“Look at these tombs!” said the Hutuktu to me. “Here the son of Khan Uyuk was buried. This young prince was bribed by the Chinese to kill his father but was frustrated in his attempt by his own sister, who killed him in her watchful care of her old father, the Emperor and Khan. There is the tomb of Tsinilla, the beloved spouse of Khan Mangu. She left the capital of China to go to Khara Bolgasun, where she fell in love with the brave shepherd Damcharen, who overtook the wind on his steed and who captured wild yaks and horses with his bare hands. The enraged Khan ordered his unfaithful wife strangled but afterwards buried her with imperial honors and frequently came to her tomb to weep for his lost love.”

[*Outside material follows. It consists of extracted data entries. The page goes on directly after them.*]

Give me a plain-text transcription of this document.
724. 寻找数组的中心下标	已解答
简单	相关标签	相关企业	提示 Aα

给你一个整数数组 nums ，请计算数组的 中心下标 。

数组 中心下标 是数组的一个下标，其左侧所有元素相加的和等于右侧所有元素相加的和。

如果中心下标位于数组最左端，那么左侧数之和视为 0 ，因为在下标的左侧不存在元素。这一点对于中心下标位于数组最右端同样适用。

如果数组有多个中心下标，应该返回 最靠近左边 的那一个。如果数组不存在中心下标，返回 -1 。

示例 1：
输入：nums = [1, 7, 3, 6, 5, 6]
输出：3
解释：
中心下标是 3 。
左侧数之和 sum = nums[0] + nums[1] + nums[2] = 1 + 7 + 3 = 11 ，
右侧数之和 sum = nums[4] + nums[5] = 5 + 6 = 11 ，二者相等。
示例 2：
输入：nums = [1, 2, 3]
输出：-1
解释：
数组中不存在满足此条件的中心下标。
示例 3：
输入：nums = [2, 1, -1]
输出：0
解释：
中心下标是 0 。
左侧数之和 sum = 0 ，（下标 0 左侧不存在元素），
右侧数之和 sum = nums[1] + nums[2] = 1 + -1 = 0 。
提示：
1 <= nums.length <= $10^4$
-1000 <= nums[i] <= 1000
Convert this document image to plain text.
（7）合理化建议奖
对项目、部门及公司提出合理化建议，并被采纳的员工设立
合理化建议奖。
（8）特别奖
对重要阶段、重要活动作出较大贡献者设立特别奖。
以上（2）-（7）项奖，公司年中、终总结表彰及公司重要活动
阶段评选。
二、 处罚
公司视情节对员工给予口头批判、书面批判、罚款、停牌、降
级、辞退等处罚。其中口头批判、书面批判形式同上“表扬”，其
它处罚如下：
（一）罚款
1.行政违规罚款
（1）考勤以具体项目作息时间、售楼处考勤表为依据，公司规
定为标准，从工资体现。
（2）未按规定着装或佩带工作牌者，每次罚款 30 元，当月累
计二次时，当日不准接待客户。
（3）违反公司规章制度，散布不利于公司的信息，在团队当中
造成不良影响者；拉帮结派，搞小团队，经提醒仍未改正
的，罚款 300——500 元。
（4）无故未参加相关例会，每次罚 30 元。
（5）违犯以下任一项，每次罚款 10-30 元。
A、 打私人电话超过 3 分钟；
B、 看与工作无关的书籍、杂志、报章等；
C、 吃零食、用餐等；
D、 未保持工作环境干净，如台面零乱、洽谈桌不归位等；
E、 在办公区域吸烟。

“And what happened to Damcharen?” I inquired.
The Hutuktu himself did not know; but his old servant, the real archive of legends, answered:
“With the aid of ferocious Chahar brigands he fought with China for a long time. It is, however, unknown how he died.”
Among the ruins the monks pray at certain fixed times and they also search for sacred books and objects concealed or buried in the debris. Recently they found here two Chinese rifles and two gold rings and big bundles of old manuscripts tied with leather thongs.
“Why did this region attract the powerful emperors and Khans who ruled from the Pacific to the Adriatic?” I asked myself. Certainly not these mountains and valleys covered with larch and birch, not these vast sands, receding lakes and barren rocks. It seems that I found the answer.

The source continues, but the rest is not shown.